When and When Not to Undergo Liposuction
Liposuction is a cosmetic surgical procedure in which fat is suctioned out of the body from specific areas. For budgeting, you can check liposuction costs nyc.
Also known as suction-assisted lipectomy or lipoplasty, it shouldn’t be considered weight loss surgery—though you may lose some—because its goal is to reshape and redefine the contours of the body in areas that are not responding to diet and exercise.
Who Are the Right Candidates?
Liposuction is of the most benefit to patients who are at or near their ideal weight (within 30 percent) but still have disproportionate localized deposits of fat that exercise and dieting are not reducing.
The best candidates for liposuction are non-smokers who are generally in good health and who have a positive outlook and realistic expectations about the procedure’s outcome.
An ideal liposuction candidate will also have good skin elasticity and muscle tone. In fact, if a patient has already lost a significant amount of weight and has a lot of loose hanging skin, liposuction may only worsen those problems.

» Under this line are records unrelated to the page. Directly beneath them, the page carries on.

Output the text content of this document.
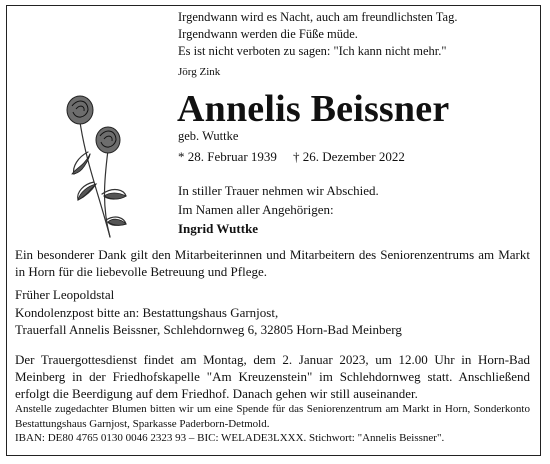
Irgendwann wird es Nacht, auch am freundlichsten Tag.
Irgendwann werden die Füße müde.
Es ist nicht verboten zu sagen: "Ich kann nicht mehr."
Jörg Zink
Annelis Beissner
geb. Wuttke
* 28. Februar 1939 † 26. Dezember 2022
In stiller Trauer nehmen wir Abschied.
Im Namen aller Angehörigen:
Ingrid Wuttke
Ein besonderer Dank gilt den Mitarbeiterinnen und Mitarbeitern des Seniorenzentrums am Markt in Horn für die liebevolle Betreuung und Pflege.
Früher Leopoldstal
Kondolenzpost bitte an: Bestattungshaus Garnjost,
Trauerfall Annelis Beissner, Schlehdornweg 6, 32805 Horn-Bad Meinberg
Der Trauergottesdienst findet am Montag, dem 2. Januar 2023, um 12.00 Uhr in Horn-Bad Meinberg in der Friedhofskapelle "Am Kreuzenstein" im Schlehdornweg statt. Anschließend erfolgt die Beerdigung auf dem Friedhof. Danach gehen wir still auseinander.
Anstelle zugedachter Blumen bitten wir um eine Spende für das Seniorenzentrum am Markt in Horn, Sonderkonto Bestattungshaus Garnjost, Sparkasse Paderborn-Detmold.
IBAN: DE80 4765 0130 0046 2323 93 – BIC: WELADE3LXXX. Stichwort: "Annelis Beissner".
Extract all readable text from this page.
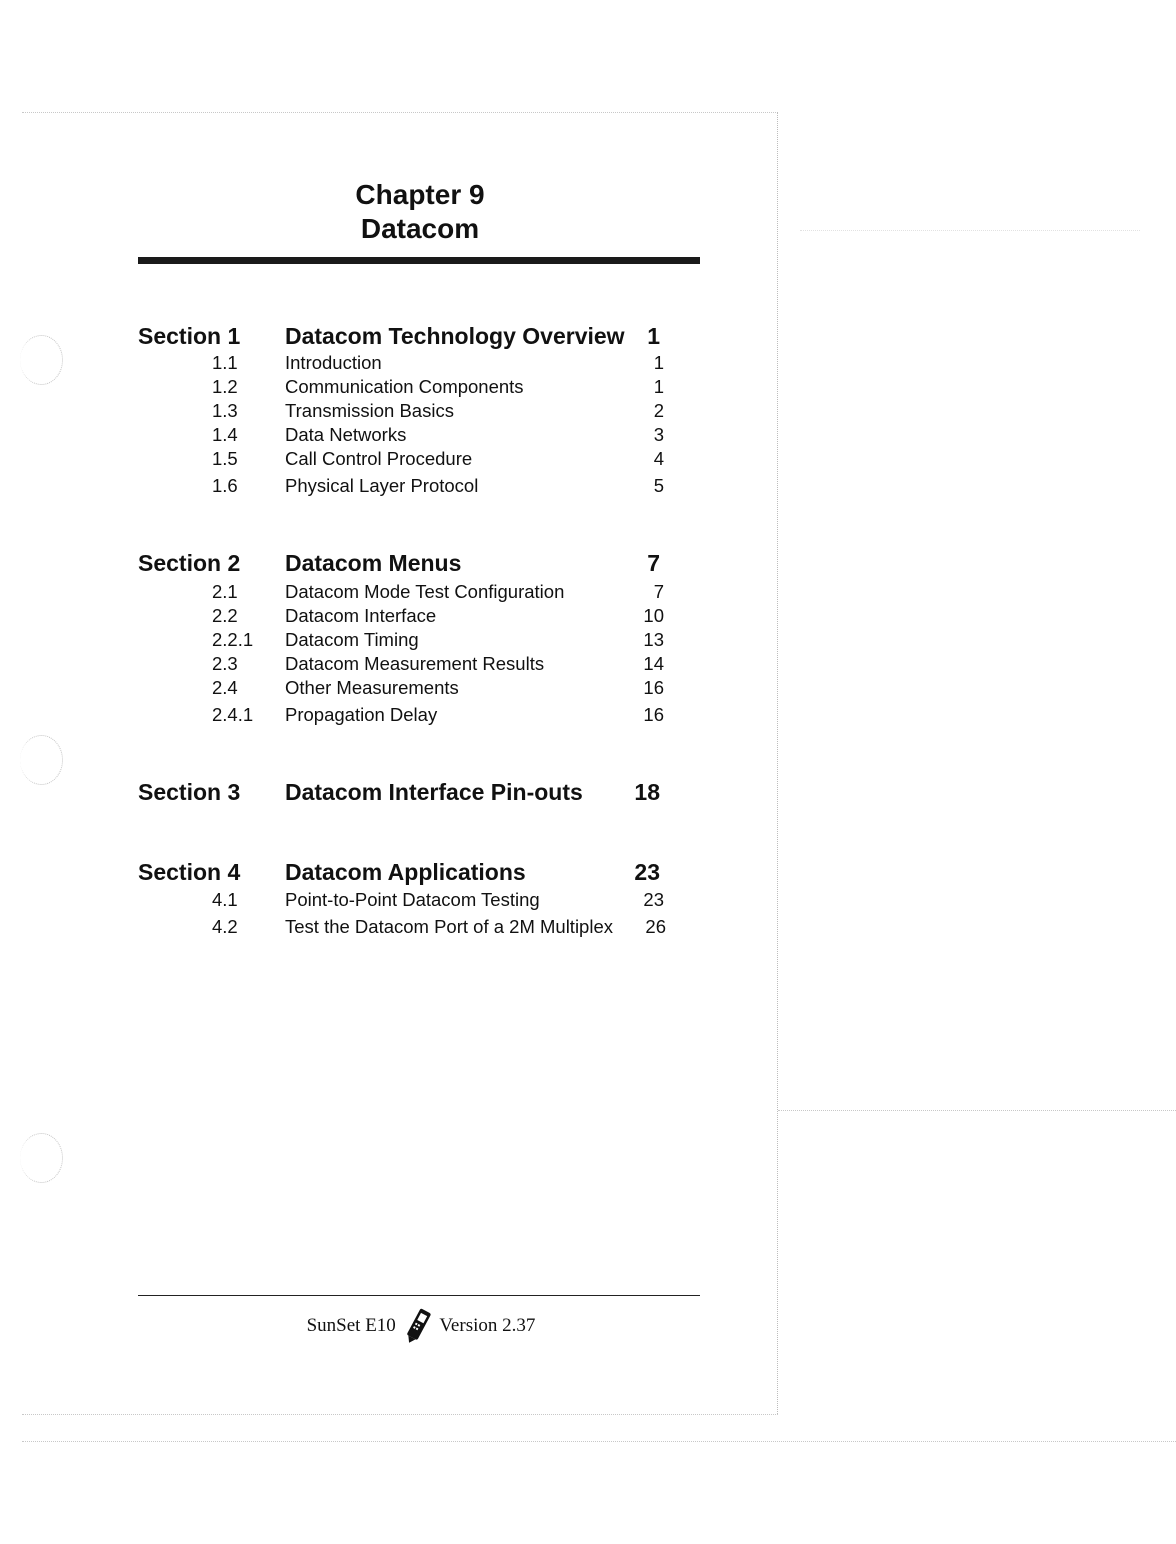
Chapter 9
Datacom
Section 1 Datacom Technology Overview 1
1.1	Introduction	1
1.2	Communication Components	1
1.3	Transmission Basics	2
1.4	Data Networks	3
1.5	Call Control Procedure	4
1.6	Physical Layer Protocol	5
Section 2 Datacom Menus	7
2.1	Datacom Mode Test Configuration	7
2.2	Datacom Interface	10
2.2.1 Datacom Timing	13
2.3	Datacom Measurement Results	14
2.4	Other Measurements	16
2.4.1 Propagation Delay	16
Section 3 Datacom Interface Pin-outs 18
Section 4 Datacom Applications	23
4.1	Point-to-Point Datacom Testing	23
4.2	Test the Datacom Port of a 2M Multiplex 26
SunSet E10 Version 2.37
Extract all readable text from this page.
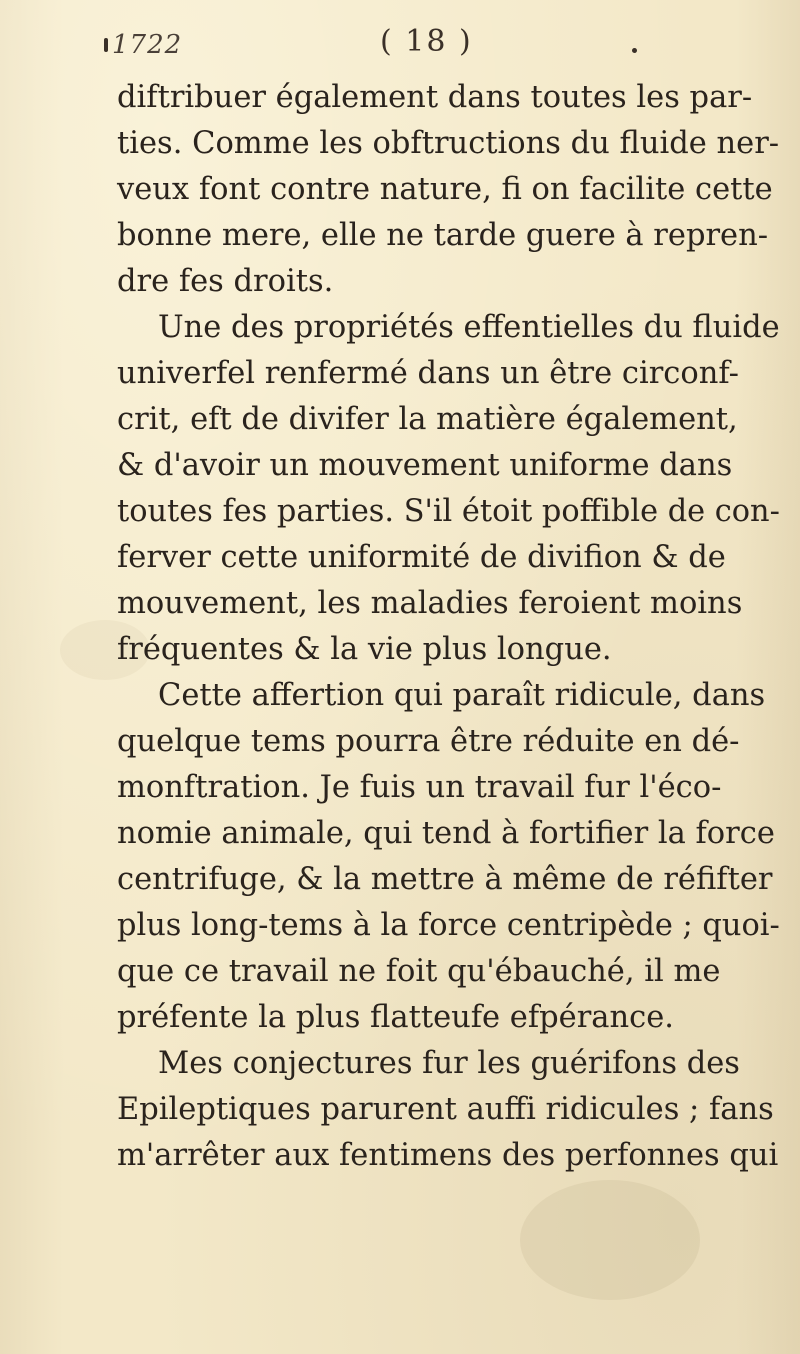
1722	( 18 )
diftribuer également dans toutes les par-
ties. Comme les obftructions du fluide ner-
veux font contre nature, fi on facilite cette
bonne mere, elle ne tarde guere à repren-
dre fes droits.
Une des propriétés effentielles du fluide
univerfel renfermé dans un être circonf-
crit, eft de divifer la matière également,
& d'avoir un mouvement uniforme dans
toutes fes parties. S'il étoit poffible de con-
ferver cette uniformité de divifion & de
mouvement, les maladies feroient moins
fréquentes & la vie plus longue.
Cette affertion qui paraît ridicule, dans
quelque tems pourra être réduite en dé-
monftration. Je fuis un travail fur l'éco-
nomie animale, qui tend à fortifier la force
centrifuge, & la mettre à même de réfifter
plus long-tems à la force centripède ; quoi-
que ce travail ne foit qu'ébauché, il me
préfente la plus flatteufe efpérance.
Mes conjectures fur les guérifons des
Epileptiques parurent auffi ridicules ; fans
m'arrêter aux fentimens des perfonnes qui
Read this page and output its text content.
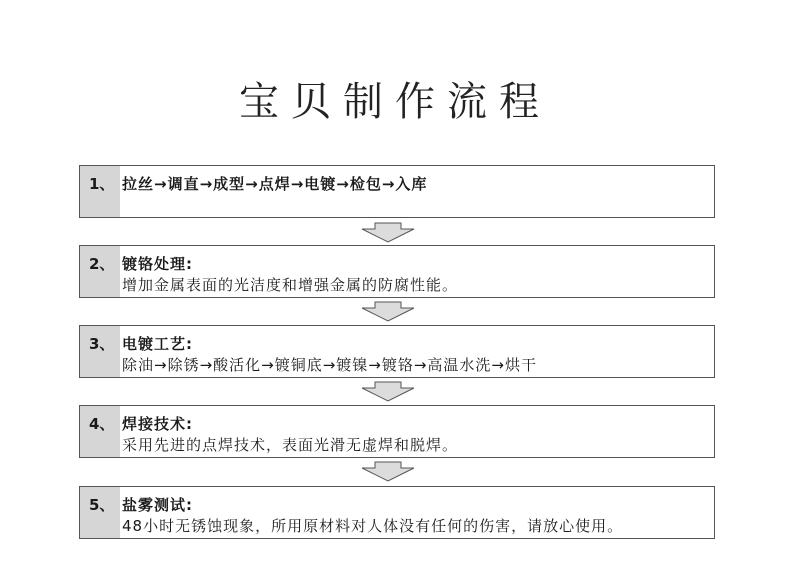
宝贝制作流程
1、 拉丝→调直→成型→点焊→电镀→检包→入库
2、 镀铬处理:
增加金属表面的光洁度和增强金属的防腐性能。
3、 电镀工艺:
除油→除锈→酸活化→镀铜底→镀镍→镀铬→高温水洗→烘干
4、 焊接技术:
采用先进的点焊技术，表面光滑无虚焊和脱焊。
5、 盐雾测试:
48小时无锈蚀现象，所用原材料对人体没有任何的伤害，请放心使用。
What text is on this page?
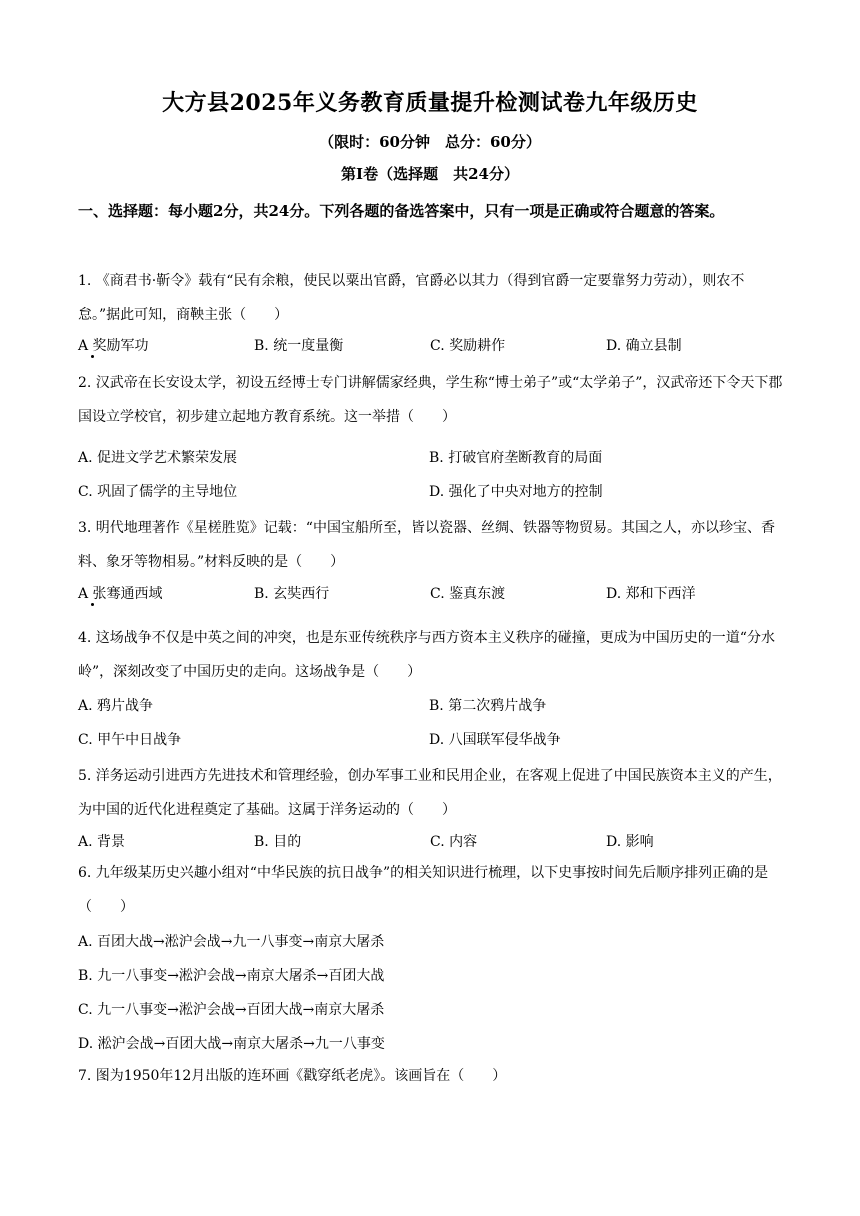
大方县2025年义务教育质量提升检测试卷九年级历史
（限时：60分钟　总分：60分）
第Ⅰ卷（选择题　共24分）
一、选择题：每小题2分，共24分。下列各题的备选答案中，只有一项是正确或符合题意的答案。
1. 《商君书·靳令》载有“民有余粮，使民以粟出官爵，官爵必以其力（得到官爵一定要靠努力劳动），则农不怠。”据此可知，商鞅主张（　　）
A 奖励军功	B. 统一度量衡	C. 奖励耕作	D. 确立县制
2. 汉武帝在长安设太学，初设五经博士专门讲解儒家经典，学生称“博士弟子”或“太学弟子”，汉武帝还下令天下郡国设立学校官，初步建立起地方教育系统。这一举措（　　）
A. 促进文学艺术繁荣发展	B. 打破官府垄断教育的局面
C. 巩固了儒学的主导地位	D. 强化了中央对地方的控制
3. 明代地理著作《星槎胜览》记载：“中国宝船所至，皆以瓷器、丝绸、铁器等物贸易。其国之人，亦以珍宝、香料、象牙等物相易。”材料反映的是（　　）
A 张骞通西域	B. 玄奘西行	C. 鉴真东渡	D. 郑和下西洋
4. 这场战争不仅是中英之间的冲突，也是东亚传统秩序与西方资本主义秩序的碰撞，更成为中国历史的一道“分水岭”，深刻改变了中国历史的走向。这场战争是（　　）
A. 鸦片战争	B. 第二次鸦片战争
C. 甲午中日战争	D. 八国联军侵华战争
5. 洋务运动引进西方先进技术和管理经验，创办军事工业和民用企业，在客观上促进了中国民族资本主义的产生，为中国的近代化进程奠定了基础。这属于洋务运动的（　　）
A. 背景	B. 目的	C. 内容	D. 影响
6. 九年级某历史兴趣小组对“中华民族的抗日战争”的相关知识进行梳理，以下史事按时间先后顺序排列正确的是（　　）
A. 百团大战→淞沪会战→九一八事变→南京大屠杀
B. 九一八事变→淞沪会战→南京大屠杀→百团大战
C. 九一八事变→淞沪会战→百团大战→南京大屠杀
D. 淞沪会战→百团大战→南京大屠杀→九一八事变
7. 图为1950年12月出版的连环画《戳穿纸老虎》。该画旨在（　　）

What liposuction Cannot Do
Liposuction can’t take off that extra 50 pounds you’ve put on over the last 10 years. Generally, the amount of fat removed during a typical liposuction surgery ranges from 1 to 10 pounds.
While larger amounts of fat can be removed, large volume liposuction is associated with increased safety risks, skin rippling, and contour irregularities.
Liposuction will usually not reduce the appearance of cellulite. However, there are some newer treatments that show promise in this regard, such as SmartLipo, acoustic wave therapy, and the Rejuveskin procedure, any of which may be able to be performed as an adjunct to traditional liposuction.
When You Can Bear the Recovery
Once the procedure is finished, you will be taken to a recovery area where you will likely be given a compression garment to wear to control swelling in the treated areas and help your skin conform to your new body shape.
You will likely go home after a few hours unless your surgeon determines that you need to stay in the facility overnight. When you do go home, arrange for someone to drive you there and stay with you for at least 24 hours.
Most patients can return to non-strenuous work, such as a desk job, after just 2 to 3 days. Strenuous work or exercise should not be resumed for at least 2 to 3 weeks, depending on the extent of your procedure and which areas have been treated.
As with all surgery, it is important to understand that these guidelines can vary widely based on a patient’s health, the techniques used, and other variables surrounding the surgery.
Regardless, it is important to take care not to subject the incision sites to excessive force, abrasion, or motion during the healing period. Report any severe pain to your doctor.